The climax was great, but the rest of it dragged

This is a sign your resolution (tying up of loose ends) is too long. Adding a few scenes after the climax to show your characters dealing with any unresolved issues, enjoying their success, and starting the next stage of their life can create a satisfying end. But if you spend too long lingering in the new life the satisfaction can be lost, shattered alongside the reader’s own imagined happily-ever-after for the characters.

The ending was too abrupt

The problem here is the opposite to the one above. An abrupt ending suggests a lack of resolution, where too many loose ends are left dangling. Leaving one or two things unresolved is fine, but if you’ve created a complex weave of plots and subplots, the reader will expect a degree of resolution for most of them. Check through all your subplots to ensure they resolve at some point. If you find ones that don’t, either find a way to resolve it as part of the ending or cull it from the story.

Finally, if you can’t find the cause of an issue flagged in feedback, don’t be afraid to ask the reader for more details. Explain what it is you’re trying to achieve. That way, if something isn’t coming across as you intended, the reader will be able to tell you. (They can’t highlight something that isn’t there.)

Doing Your Own Alpha Read

Once your bake is cooked, removed from the oven, and set out to cool, it’s time to plan the assembly. Print off your first draft if you can. If that’s not an option, transfer it to your tablet or e-reader if you have one (scrivener’s compile can export your manuscript in epud, mobi, or pdf formats,) or change the size/style of font you’re using so your work appears visually different when you read it. Doing this will help your brain process the writing as something new, picking up issues you might otherwise miss.

Now grab a red pen and some highlighters (or use comments/highlights on your e-reader or software), settle down somewhere comfy, and read your story in the same way you’d read a magazine or book. The aim is to pick up any structural or character issues that might put readers off your work.
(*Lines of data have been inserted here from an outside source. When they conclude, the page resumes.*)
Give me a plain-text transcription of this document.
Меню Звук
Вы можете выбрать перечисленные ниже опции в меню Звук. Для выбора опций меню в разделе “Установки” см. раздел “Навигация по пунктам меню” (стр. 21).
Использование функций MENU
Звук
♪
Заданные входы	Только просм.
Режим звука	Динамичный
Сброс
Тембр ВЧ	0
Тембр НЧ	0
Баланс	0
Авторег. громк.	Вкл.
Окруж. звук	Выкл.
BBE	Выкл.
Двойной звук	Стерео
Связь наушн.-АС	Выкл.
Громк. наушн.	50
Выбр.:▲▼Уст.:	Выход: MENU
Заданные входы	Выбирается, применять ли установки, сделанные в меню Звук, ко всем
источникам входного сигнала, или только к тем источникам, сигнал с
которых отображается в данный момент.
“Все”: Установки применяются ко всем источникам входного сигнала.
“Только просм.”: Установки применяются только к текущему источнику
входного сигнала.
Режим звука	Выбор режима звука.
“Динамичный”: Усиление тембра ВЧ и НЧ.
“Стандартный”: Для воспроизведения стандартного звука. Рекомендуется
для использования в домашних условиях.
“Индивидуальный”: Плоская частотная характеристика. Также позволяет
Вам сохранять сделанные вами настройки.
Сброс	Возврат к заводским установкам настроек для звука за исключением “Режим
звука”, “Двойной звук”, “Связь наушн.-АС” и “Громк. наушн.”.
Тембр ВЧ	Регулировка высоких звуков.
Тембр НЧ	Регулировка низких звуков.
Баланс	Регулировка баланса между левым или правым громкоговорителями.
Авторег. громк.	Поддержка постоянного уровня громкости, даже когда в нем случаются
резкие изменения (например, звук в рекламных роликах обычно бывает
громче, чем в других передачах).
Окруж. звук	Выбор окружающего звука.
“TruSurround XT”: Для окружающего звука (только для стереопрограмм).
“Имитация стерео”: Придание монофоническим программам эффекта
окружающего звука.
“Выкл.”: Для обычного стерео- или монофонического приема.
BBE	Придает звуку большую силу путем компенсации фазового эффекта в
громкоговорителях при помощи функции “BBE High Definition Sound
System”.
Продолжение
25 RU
If you find your mind wandering, mark the section where it happens and note the issue in the margin. If a character’s actions are inconsistent, make notes where those inconsistencies happen. If a section feels rushed or slow, lacking in detail, or overloaded with description or dialogue, mark all those issues too.

SPAG errors or technical issues aren’t important at this stage, but if you do notice some, mark them with your highlighters and move on. You don’t want to spend ten minutes sorting a single sentence now, only to end up deleting the entire paragraph when you start on the structural edit.
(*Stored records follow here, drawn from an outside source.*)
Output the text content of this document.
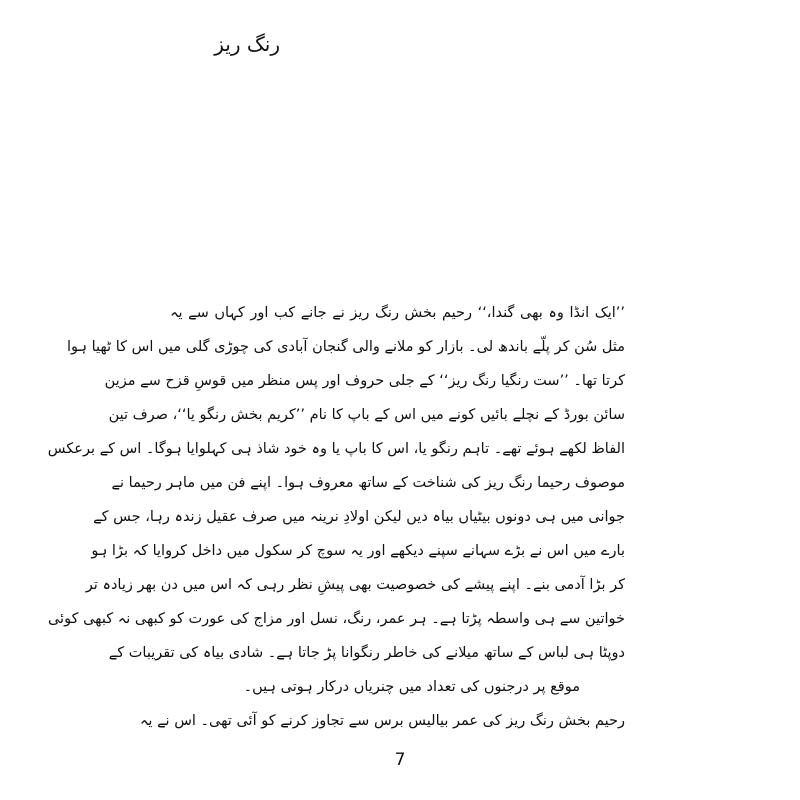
رنگ ریز
’’ایک انڈا وہ بھی گندا،‘‘ رحیم بخش رنگ ریز نے جانے کب اور کہاں سے یہ
مثل سُن کر پلّے باندھ لی۔ بازار کو ملانے والی گنجان آبادی کی چوڑی گلی میں اس کا ٹھیا ہوا
کرتا تھا۔ ’’ست رنگیا رنگ ریز‘‘ کے جلی حروف اور پس منظر میں قوسِ قزح سے مزین
سائن بورڈ کے نچلے بائیں کونے میں اس کے باپ کا نام ’’کریم بخش رنگو یا‘‘، صرف تین
الفاظ لکھے ہوئے تھے۔ تاہم رنگو یا، اس کا باپ یا وہ خود شاذ ہی کہلوایا ہوگا۔ اس کے برعکس
موصوف رحیما رنگ ریز کی شناخت کے ساتھ معروف ہوا۔ اپنے فن میں ماہر رحیما نے
جوانی میں ہی دونوں بیٹیاں بیاہ دیں لیکن اولادِ نرینہ میں صرف عقیل زندہ رہا، جس کے
بارے میں اس نے بڑے سہانے سپنے دیکھے اور یہ سوچ کر سکول میں داخل کروایا کہ بڑا ہو
کر بڑا آدمی بنے۔ اپنے پیشے کی خصوصیت بھی پیشِ نظر رہی کہ اس میں دن بھر زیادہ تر
خواتین سے ہی واسطہ پڑتا ہے۔ ہر عمر، رنگ، نسل اور مزاج کی عورت کو کبھی نہ کبھی کوئی
دوپٹا ہی لباس کے ساتھ میلانے کی خاطر رنگوانا پڑ جاتا ہے۔ شادی بیاہ کی تقریبات کے
موقع پر درجنوں کی تعداد میں چنریاں درکار ہوتی ہیں۔
رحیم بخش رنگ ریز کی عمر بیالیس برس سے تجاوز کرنے کو آئی تھی۔ اس نے یہ
7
Finally, for each scene note down the plot or plots the scene impacts, the conflict type present, and how the story is moved forward.

For example, if your story is about a young, adopted man searching for his birth parents, and the scene shows him debating with himself over whether he wants to find them, your notes might be:

Plot: Boy looking for his parents
Conflict: Internal (should he look or not?)
What has changed: Boy commits to looking for them

Then, in the next scene he may inform a friend of his decision, only for them to end up arguing because the friend worries it’s a bad choice. For this the notes may be:

Plot: Relationship with best friend
Conflict: External-friendship
What has changed: Relationship strained as friend disagrees with choice

If you struggle to identify the plot, conflict, or change for a scene, it may be the scene is missing one of those ingredients, indicating it either needs reworked to include it, or that it’s superfluous and can be deleted. (This is a process I will look at in more detail in a later post.)

These notes, along with any feedback from alpha readers and/or critique partners, will create the foundation on which to build your structural edit—the first step in the shaping of your bake.